Infantino è ambizioso,
parte da una categoria umanista, e comunica al mondo che “il
calcio unisce”. Bontà sua. La cerimonia di apertura del
Mondiale è stata scialba, scontata, e ha mischiato retorica e
tradizione. Ecco Bocelli, Salma Hayek ha urlato “Viva il
Messico! Viva il calcio”, Shakira ha intonato la canzone della
rassegna, il resto è stato contorno. E al tifoso non è rimasto che
contemplare lo scenario, lo stadio è uno di quelli che davvero è
nella storia. È legittimo e quasi obbligatorio essere nostalgici.

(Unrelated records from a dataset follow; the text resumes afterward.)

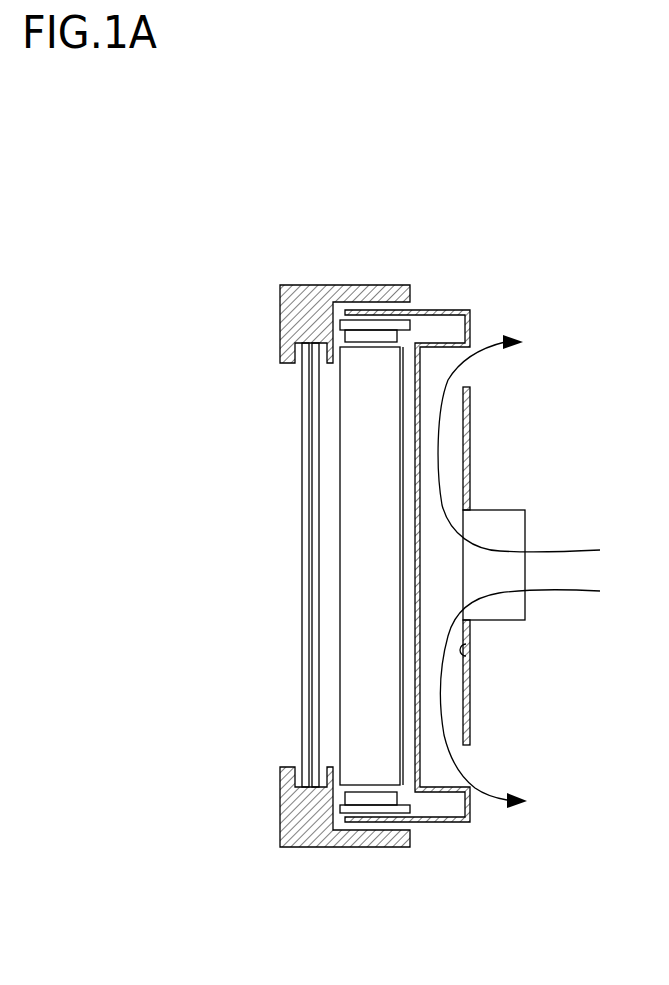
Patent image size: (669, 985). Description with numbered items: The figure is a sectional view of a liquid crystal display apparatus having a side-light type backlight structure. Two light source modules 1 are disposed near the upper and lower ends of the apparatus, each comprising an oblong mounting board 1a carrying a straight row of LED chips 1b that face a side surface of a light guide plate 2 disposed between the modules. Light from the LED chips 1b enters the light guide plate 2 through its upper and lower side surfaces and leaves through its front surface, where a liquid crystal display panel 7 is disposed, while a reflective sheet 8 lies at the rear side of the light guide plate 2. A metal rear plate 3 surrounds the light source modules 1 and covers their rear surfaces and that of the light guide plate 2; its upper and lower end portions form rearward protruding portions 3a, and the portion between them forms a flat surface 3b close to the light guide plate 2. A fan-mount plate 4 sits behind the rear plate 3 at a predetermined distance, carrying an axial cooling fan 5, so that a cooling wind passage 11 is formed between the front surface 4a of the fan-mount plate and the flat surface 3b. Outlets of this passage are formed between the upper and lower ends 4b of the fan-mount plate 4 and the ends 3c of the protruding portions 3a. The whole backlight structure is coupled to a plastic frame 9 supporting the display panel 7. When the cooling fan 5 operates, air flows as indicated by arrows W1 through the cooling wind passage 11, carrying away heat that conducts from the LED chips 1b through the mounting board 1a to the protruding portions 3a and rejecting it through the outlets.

The light source module 1 is at (373, 572).
The mounting board 1a is at (352, 328).
The LED chip 1b is at (385, 337).
The light guide plate 2 is at (373, 560).
The rear plate 3 is at (454, 558).
The protruding portion 3a is at (472, 312).
The flat surface 3b is at (422, 719).
The end of protruding portion 3c is at (478, 343).
The fan-mount plate 4 is at (511, 569).
The front surface 4a is at (470, 648).
The end of fan-mount plate 4b is at (468, 385).
The cooling fan 5 is at (510, 520).
The liquid crystal display panel 7 is at (307, 612).
The reflective sheet 8 is at (403, 503).
The plastic frame 9 is at (307, 828).
The cooling wind passage 11 is at (452, 688).
The air flow arrow W1 is at (519, 568).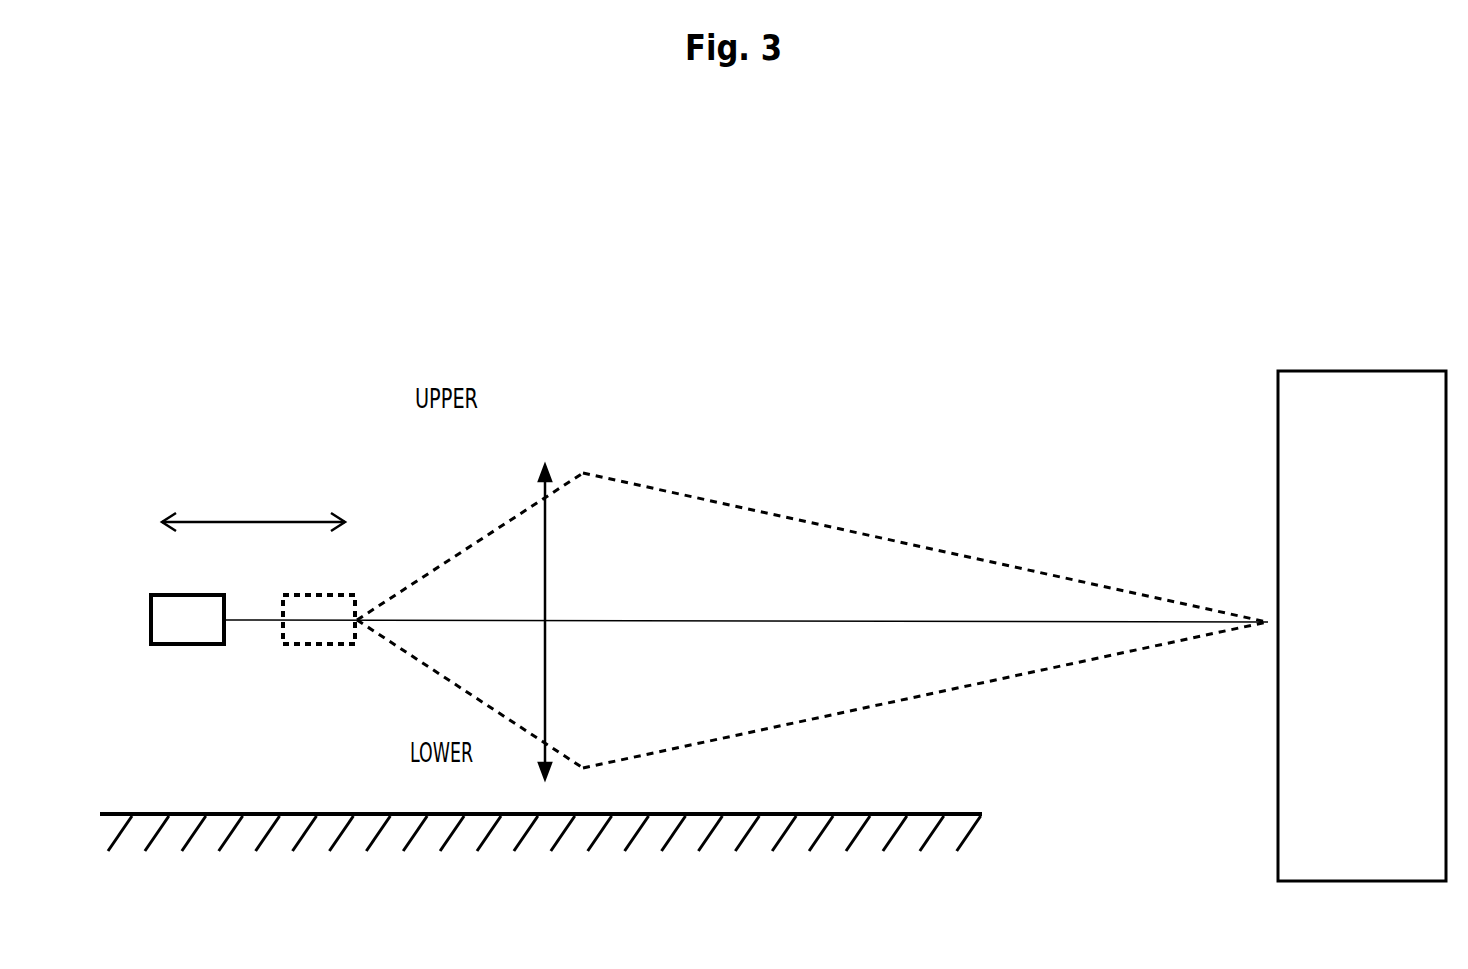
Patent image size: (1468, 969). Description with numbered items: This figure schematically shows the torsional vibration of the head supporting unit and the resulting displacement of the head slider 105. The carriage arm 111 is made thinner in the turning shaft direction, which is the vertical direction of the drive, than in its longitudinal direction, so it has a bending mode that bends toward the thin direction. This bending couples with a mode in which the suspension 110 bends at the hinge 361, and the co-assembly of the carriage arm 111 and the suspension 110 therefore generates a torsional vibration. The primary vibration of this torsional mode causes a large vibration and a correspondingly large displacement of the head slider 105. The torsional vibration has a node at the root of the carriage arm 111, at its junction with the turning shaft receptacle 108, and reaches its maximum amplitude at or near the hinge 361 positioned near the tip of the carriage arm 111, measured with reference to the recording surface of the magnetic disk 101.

The head slider 105 is at (195, 645).
The suspension 110 is at (512, 520).
The hinge 361 is at (583, 472).
The carriage arm 111 is at (747, 508).
The turning shaft receptacle 108 is at (1277, 412).
The magnetic disk 101 is at (933, 815).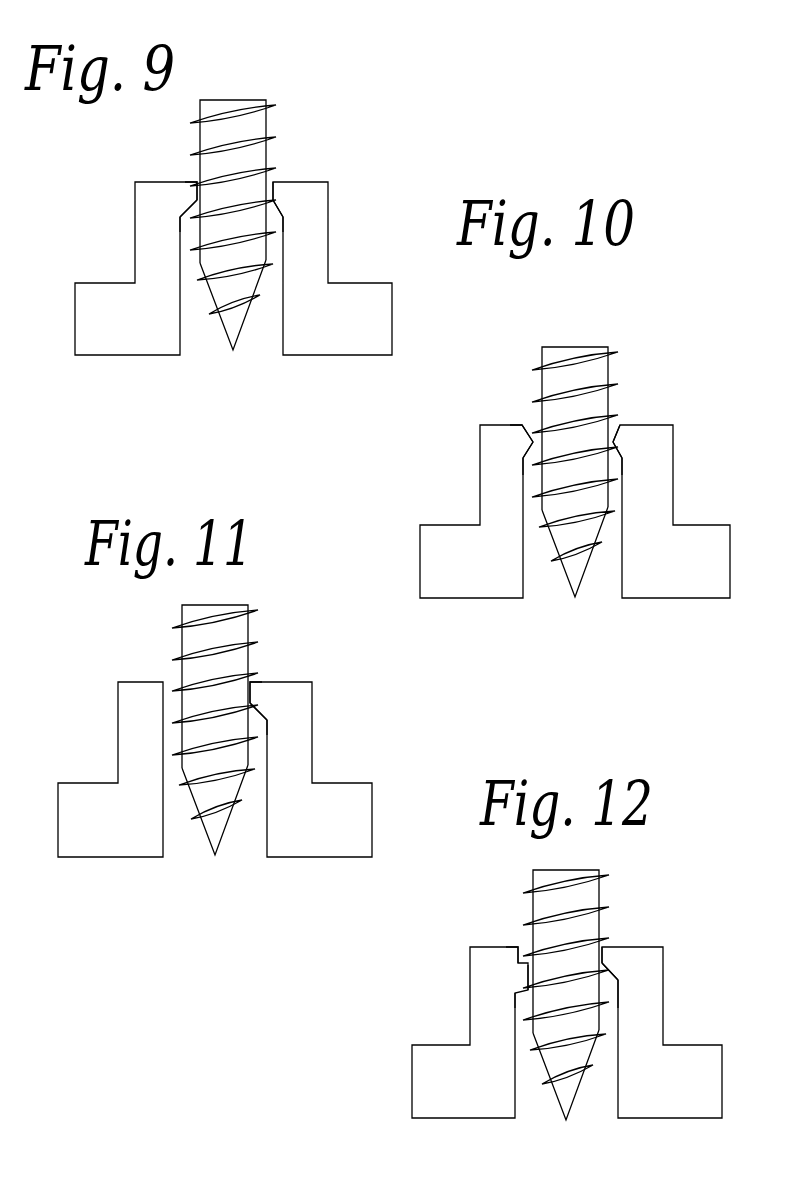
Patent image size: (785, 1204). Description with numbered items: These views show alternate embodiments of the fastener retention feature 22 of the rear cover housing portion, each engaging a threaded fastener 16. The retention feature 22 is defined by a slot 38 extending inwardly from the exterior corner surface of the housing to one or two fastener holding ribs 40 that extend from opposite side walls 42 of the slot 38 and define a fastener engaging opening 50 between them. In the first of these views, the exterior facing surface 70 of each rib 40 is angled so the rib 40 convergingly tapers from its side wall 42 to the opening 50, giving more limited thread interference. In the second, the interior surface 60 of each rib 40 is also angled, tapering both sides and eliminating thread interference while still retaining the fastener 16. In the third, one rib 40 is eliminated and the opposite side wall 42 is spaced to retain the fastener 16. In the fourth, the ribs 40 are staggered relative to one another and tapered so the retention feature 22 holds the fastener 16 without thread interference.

In FIG. 9, the fastener 16 is at (205, 221).
In FIG. 10, the fastener 16 is at (586, 464).
In FIG. 11, the fastener 16 is at (190, 754).
In FIG. 12, the fastener 16 is at (577, 1019).
In FIG. 9, the fastener retention feature 22 is at (208, 249).
In FIG. 10, the fastener retention feature 22 is at (537, 493).
In FIG. 11, the fastener retention feature 22 is at (197, 750).
In FIG. 12, the fastener retention feature 22 is at (529, 1013).
In FIG. 9, the slot 38 is at (215, 372).
In FIG. 10, the slot 38 is at (558, 612).
In FIG. 11, the slot 38 is at (190, 838).
In FIG. 12, the slot 38 is at (543, 1102).
In FIG. 9, the fastener holding rib 40 is at (182, 194).
In FIG. 10, the fastener holding rib 40 is at (523, 442).
In FIG. 11, the fastener holding rib 40 is at (267, 700).
In FIG. 12, the fastener holding rib 40 is at (519, 977).
In FIG. 9, the side wall 42 is at (183, 300).
In FIG. 10, the side wall 42 is at (526, 543).
In FIG. 11, the side wall 42 is at (163, 802).
In FIG. 12, the side wall 42 is at (517, 1062).
In FIG. 9, the fastener engaging opening 50 is at (225, 192).
In FIG. 10, the fastener engaging opening 50 is at (580, 442).
In FIG. 11, the fastener engaging opening 50 is at (205, 700).
In FIG. 12, the fastener engaging opening 50 is at (570, 963).
In FIG. 9, the interior surface 60 is at (193, 183).
In FIG. 10, the interior surface 60 is at (530, 424).
In FIG. 11, the interior surface 60 is at (253, 682).
In FIG. 12, the interior surface 60 is at (520, 947).
In FIG. 9, the exterior facing surface 70 is at (180, 225).
In FIG. 10, the exterior facing surface 70 is at (523, 468).
In FIG. 11, the exterior facing surface 70 is at (267, 725).
In FIG. 12, the exterior facing surface 70 is at (515, 998).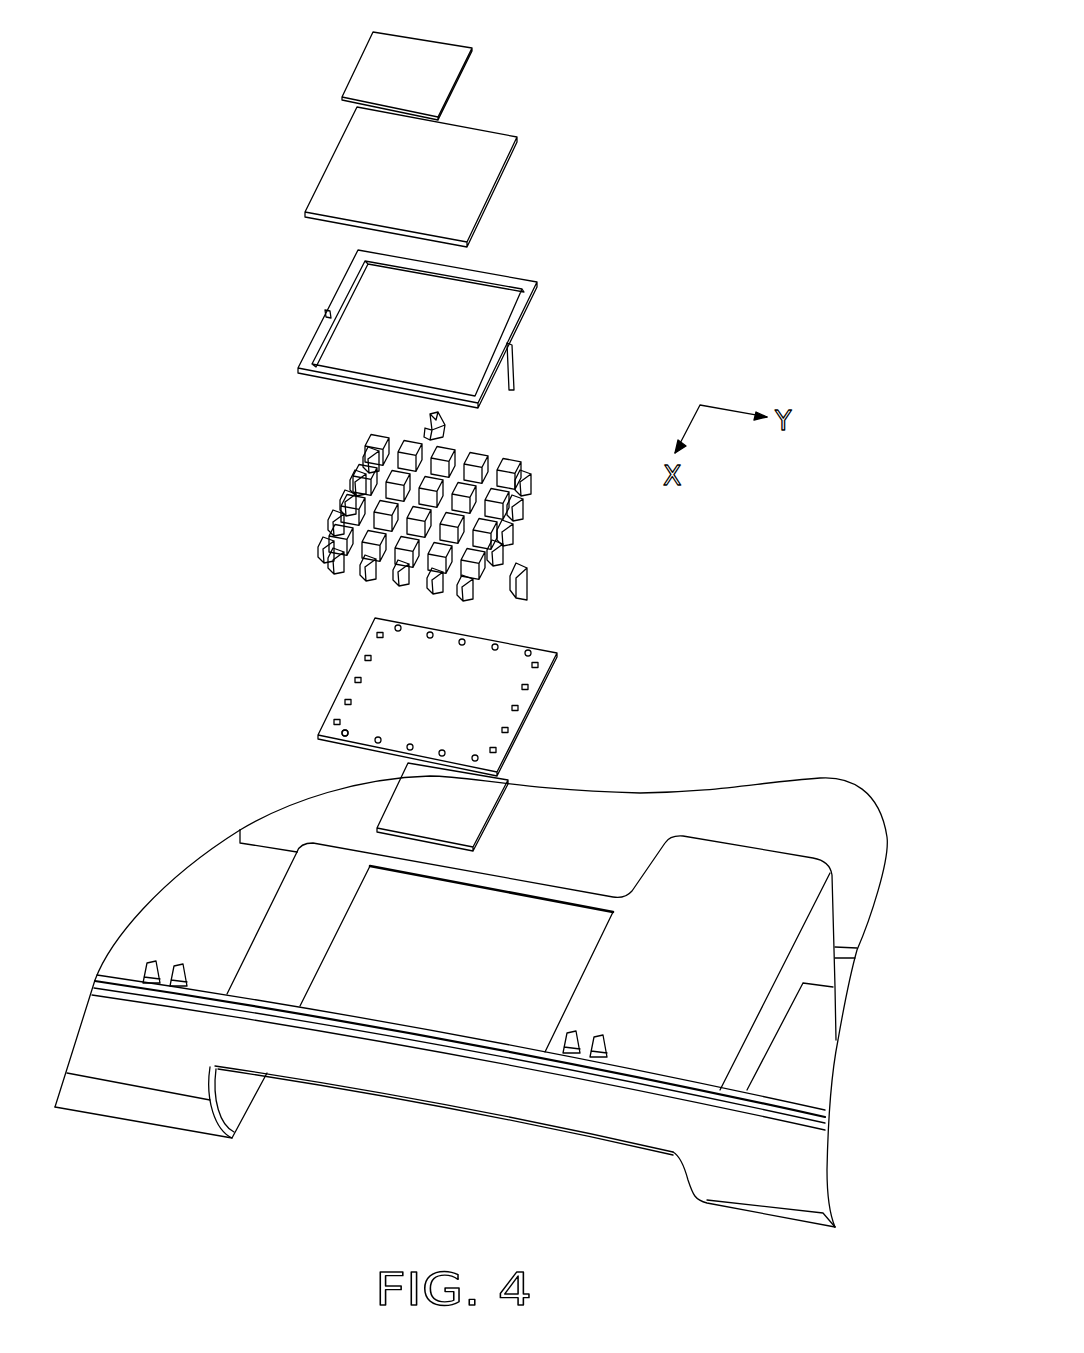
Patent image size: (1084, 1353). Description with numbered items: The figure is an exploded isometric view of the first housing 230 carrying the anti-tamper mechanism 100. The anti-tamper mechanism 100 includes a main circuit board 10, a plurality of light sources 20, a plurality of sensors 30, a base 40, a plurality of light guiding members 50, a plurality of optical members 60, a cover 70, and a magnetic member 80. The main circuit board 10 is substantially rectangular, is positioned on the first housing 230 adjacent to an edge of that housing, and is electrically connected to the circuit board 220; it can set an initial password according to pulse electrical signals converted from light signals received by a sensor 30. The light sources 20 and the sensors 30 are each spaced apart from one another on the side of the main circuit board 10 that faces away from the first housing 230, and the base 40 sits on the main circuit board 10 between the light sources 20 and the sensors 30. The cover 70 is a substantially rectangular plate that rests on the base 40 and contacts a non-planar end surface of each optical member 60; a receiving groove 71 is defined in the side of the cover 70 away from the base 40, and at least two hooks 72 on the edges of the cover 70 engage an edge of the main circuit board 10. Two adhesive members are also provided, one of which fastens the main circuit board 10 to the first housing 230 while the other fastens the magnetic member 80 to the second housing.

Come non ricordare che all'Azteca si disputò: nel 1970
Italia-Germania che finì 4-3, ed è considerata la partita del
secolo; nel 1986 Argentina-Inghilterra, fu l'incontro de “La
Mano de Dios”, il secondo di Maradona è ritenuto il gol del
secolo. Ma il presente incombe. Ci si può ancora abbandonare allo
stupore. Sono previste altre due cerimonie: a Toronto e a Los
Angeles. Funziona così il football del terzo millennio, è organico
ai tempi, è assurto a spettacolo. Il tifoso può rimanere a casa, si
vogliono spettatori che consumano e spendono.